Voices has a subtlety of its own because it is presented by the pianist Iain Burnside, who specialises in playing with singers. The nature of the role guarantees a lack of sycophancy. There's nothing like working at close quarters with the limits of human lungs and the struggles of verbal articulation to make you value a job done well.

This week's subject (Monday and Tuesday), the German baritone Olaf Bar, had a few things to say in return about an accompanist's work. Bar sprang to fame when he won a song competition in London. It brought him a well- remembered recital in the Wigmore Hall, in which he was accompanied by Geoffrey Parsons, who had been on the jury and offered to play. Nothing like starting at the top.

It was only Bar's second recital; his first, a few weeks earlier, had been to practise for it. But it opened more doors, including EMI's, when the company promptly recorded him and Parsons in Schumann's song cycle Dichterliebe, which had been on the programme.
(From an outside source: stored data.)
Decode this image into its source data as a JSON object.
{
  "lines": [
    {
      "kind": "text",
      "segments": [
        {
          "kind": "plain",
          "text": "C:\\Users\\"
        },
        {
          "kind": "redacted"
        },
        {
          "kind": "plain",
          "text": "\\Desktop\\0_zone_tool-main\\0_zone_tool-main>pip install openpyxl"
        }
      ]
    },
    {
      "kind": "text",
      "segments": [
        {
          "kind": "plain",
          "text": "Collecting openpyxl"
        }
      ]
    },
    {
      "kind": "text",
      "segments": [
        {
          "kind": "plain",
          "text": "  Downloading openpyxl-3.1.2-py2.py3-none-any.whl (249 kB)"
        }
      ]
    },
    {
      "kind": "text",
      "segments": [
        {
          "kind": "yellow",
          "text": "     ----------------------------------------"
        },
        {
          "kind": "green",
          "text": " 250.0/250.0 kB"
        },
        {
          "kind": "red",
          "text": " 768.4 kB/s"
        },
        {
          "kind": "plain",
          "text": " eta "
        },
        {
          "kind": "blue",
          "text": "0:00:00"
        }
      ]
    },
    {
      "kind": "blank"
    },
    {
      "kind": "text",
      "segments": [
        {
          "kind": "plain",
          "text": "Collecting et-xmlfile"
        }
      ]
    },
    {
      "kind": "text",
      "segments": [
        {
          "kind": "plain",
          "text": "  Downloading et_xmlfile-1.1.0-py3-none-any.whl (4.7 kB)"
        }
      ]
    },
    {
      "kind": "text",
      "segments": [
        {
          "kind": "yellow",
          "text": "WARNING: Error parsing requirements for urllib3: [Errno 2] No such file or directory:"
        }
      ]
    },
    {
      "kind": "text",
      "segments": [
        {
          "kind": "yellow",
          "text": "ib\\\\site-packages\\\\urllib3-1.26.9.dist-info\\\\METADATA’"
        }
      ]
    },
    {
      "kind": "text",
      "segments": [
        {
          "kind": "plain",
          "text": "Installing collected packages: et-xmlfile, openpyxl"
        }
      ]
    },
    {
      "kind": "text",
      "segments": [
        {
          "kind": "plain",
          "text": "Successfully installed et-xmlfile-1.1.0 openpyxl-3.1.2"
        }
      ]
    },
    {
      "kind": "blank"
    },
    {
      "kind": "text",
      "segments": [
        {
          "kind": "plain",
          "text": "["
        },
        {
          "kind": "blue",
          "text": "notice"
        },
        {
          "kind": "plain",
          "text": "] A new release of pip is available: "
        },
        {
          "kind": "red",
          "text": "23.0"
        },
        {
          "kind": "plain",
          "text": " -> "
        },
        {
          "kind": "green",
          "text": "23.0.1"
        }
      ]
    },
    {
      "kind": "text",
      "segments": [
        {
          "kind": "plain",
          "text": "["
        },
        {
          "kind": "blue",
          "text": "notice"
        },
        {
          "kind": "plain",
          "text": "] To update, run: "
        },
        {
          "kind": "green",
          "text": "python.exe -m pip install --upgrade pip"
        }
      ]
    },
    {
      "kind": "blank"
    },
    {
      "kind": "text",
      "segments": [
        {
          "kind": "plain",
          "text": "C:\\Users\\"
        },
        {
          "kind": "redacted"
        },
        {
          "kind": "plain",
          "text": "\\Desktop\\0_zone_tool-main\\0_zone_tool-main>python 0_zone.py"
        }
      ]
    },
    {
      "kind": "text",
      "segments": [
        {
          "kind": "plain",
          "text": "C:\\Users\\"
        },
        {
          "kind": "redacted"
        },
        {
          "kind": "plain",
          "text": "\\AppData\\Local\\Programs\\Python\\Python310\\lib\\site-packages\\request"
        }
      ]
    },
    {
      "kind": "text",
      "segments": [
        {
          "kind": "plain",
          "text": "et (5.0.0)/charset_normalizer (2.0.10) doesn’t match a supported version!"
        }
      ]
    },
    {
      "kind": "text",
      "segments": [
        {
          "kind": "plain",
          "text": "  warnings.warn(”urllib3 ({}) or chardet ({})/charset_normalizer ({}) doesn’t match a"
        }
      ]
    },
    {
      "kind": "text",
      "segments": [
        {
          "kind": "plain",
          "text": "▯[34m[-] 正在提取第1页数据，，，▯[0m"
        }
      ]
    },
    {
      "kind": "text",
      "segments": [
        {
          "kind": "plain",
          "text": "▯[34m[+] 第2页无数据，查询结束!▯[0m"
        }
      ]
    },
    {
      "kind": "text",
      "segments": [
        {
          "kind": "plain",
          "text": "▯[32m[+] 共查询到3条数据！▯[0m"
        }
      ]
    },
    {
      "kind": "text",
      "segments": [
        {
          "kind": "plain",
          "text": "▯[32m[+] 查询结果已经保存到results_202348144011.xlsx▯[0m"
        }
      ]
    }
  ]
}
At the time, he thought that whatever happened at least he'd seen London and experienced the West (it was 1986, and he was from East Germany). The dates multiplied. Bar was generous to the memory of Parsons, who had taught him the arts of survival on the road. If you don't like the place you are in, Parsons would say, take a book or have a good bottle of wine; that's all part of life too, and how can you sing about life without experiencing it to the full? Parsons remained a musical mentor, happy to try new approaches, and pointing him towards new repertoire.

If you expected a bland tale of happy endings, there was a twist. After five years, it nearly all fell apart. Bar had not expected his success, but he soon grew complacent. There was stress, and problems with the voice, and at one point he wanted to give up. Friends and a sympathetic agent helped him through, so that he was able to understand the changes in attitude and technique that he needed to make. Now he thinks that the experience gave him insight he had lacked. Listening to his early recordings, which to most of us are marvels of musicality and tonal beauty, he can hear the flaws. It takes a trusted interviewer to draw out thoughts like that.

Back at the front line, Mixing It (Saturday) explored the well-hyped album by DJs who have remixed music by Steve Reich. It would be nice to think that the session was taken to heart by listeners who refuse to accept this kind of work as seriously creative. Even schools music programmes deal with remixing now; Wednesday's Music File (BBC2) featured the making of a classical-based dance track. But the Reich project itself was a bit muddled: what's the point, except homage, of sampling and looping music that is already based on samples and loops? A more state-of-the-art perspective is emerging on BBC2's new series Acetate (Mondays, 11.15pm), a useful smoke-free guide for people who prefer their late nights at home.